December 1, 2009

Three faculty members have received awards for their research projects or initiatives recently. The math department’s Rob Benedetto and law jurisprudence and social thought’s Austin Sarat were each given single grants in the hundreds of thousands of dollars, while neuroscience’s J.P. Baird received two grants totaling $142,000.

Rob Benedetto, Associate Professor of Mathematics

Benedetto was awarded $151,059 from the National Science Foundation to study mathematical problems that involve both dynamical systems and number theory. He plans to use the funding to explore the conjectural upper bounds for the number rational preperiodic points, and conjectural lower bounds for the values of canonical height functions.

Austin Sarat, Professor of Jurisprudence and Political Science


Sarat
received $167,979 from the National Endowment for the Humanities. The money will enable him to hold a seminar next summer for 16 school teachers exploring punishment and its place in American culture. The gathering will be the tenth such event that Sarat has coordinated.

John-Paul Baird

Baird’s two grants were from the National Institutes of Health through the American Recovery and Reinvestment Act. The first will allow the continued support of a lab technician to assist him with his research on how feeding and metabolic disorders (such as obesity, anorexia and gastric reflux disease) can be treated medically by affecting the neural systems that control feeding; the second will pay for several new pieces of equipment, including a new digital microscope, a cryostat to prepare brain tissue for microscope slides and a stereotaxic device to allow for precise brain injections.

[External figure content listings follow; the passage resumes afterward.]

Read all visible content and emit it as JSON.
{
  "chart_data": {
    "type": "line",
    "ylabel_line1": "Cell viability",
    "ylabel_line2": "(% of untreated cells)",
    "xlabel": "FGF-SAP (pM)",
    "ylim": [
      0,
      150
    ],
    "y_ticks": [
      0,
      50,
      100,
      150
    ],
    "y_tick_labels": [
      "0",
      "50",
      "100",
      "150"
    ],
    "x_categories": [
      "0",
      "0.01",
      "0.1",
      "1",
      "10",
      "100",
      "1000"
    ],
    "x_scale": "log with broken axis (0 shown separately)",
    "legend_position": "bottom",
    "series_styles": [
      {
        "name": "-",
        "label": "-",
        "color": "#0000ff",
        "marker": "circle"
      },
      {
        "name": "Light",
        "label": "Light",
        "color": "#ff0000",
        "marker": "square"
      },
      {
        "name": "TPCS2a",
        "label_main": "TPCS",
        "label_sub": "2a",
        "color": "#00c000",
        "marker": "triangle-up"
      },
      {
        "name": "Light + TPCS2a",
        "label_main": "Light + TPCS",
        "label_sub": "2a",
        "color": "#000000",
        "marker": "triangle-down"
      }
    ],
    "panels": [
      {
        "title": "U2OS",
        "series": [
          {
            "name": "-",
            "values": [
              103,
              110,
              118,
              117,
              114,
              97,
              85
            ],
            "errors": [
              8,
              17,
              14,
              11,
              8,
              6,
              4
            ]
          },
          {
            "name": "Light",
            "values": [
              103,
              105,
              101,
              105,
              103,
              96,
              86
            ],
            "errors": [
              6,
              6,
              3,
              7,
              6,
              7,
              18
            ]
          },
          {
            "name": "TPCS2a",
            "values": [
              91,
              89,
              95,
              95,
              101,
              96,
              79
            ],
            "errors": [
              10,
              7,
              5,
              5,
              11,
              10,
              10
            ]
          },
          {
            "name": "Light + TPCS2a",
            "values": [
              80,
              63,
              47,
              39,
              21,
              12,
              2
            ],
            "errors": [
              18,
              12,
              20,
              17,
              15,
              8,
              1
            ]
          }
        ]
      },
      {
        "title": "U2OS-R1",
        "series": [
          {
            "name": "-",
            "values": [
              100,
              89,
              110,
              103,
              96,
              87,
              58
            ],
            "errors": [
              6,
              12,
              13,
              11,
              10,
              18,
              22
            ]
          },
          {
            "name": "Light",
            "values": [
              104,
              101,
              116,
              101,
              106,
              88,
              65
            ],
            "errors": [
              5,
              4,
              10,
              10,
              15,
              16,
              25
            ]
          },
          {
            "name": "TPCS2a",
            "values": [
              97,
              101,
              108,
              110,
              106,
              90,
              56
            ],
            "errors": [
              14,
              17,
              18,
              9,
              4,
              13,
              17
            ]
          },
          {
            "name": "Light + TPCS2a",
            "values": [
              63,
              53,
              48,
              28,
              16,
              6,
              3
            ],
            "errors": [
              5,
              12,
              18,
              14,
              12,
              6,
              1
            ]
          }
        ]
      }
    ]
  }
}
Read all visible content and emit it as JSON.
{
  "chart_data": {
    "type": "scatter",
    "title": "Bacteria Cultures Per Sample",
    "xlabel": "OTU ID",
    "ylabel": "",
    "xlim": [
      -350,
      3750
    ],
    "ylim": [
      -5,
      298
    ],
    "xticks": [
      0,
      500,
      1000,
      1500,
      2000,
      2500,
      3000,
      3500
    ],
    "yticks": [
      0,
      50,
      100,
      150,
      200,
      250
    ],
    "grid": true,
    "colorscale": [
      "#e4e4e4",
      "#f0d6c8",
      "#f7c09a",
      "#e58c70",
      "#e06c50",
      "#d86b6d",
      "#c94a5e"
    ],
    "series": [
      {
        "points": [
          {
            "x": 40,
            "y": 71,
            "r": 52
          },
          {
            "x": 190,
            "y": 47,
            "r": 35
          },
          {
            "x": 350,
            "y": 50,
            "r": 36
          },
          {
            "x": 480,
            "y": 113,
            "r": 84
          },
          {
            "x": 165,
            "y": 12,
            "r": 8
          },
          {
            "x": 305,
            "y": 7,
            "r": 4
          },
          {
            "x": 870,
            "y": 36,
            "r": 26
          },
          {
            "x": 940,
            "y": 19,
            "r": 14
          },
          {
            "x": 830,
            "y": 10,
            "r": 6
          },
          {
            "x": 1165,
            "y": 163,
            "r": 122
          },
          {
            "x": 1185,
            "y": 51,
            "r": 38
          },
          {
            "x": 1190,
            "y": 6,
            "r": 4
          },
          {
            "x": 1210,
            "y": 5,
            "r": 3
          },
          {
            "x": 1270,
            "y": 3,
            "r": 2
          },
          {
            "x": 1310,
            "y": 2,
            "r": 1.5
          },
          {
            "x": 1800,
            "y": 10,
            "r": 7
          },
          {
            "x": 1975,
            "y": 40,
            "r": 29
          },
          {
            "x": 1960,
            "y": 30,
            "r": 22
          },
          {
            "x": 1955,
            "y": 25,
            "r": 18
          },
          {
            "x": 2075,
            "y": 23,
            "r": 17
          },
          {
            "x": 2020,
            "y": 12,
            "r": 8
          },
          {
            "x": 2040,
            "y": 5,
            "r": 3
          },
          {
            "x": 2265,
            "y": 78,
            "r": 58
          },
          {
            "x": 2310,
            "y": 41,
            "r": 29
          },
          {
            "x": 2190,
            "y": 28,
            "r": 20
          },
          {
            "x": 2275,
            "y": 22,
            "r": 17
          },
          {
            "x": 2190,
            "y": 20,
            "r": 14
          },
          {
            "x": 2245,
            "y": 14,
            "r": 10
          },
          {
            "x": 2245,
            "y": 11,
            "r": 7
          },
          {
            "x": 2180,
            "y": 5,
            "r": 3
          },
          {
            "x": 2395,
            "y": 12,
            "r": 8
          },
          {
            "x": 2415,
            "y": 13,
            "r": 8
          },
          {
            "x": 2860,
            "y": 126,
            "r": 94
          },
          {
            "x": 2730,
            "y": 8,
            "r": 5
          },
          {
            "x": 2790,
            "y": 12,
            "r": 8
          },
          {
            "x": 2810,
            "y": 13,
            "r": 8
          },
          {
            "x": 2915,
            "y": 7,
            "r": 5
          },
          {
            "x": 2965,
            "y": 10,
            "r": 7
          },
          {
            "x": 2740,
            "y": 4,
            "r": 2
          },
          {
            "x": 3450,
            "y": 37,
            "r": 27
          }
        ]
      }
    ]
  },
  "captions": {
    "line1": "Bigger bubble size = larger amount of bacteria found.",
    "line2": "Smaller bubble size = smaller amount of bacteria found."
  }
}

“It’s very gratifying to have my research recognized in this way,” said Baird, who has received several federal grants during his career. “In addition to enabling me to continue my studies of the brain, this funding will allow the department to replace several outdated pieces of lab equipment. But more importantly, this will help the neuroscience program keep pace with the rapid technological developments in the neuroscience field. It’s good news for everyone involved.”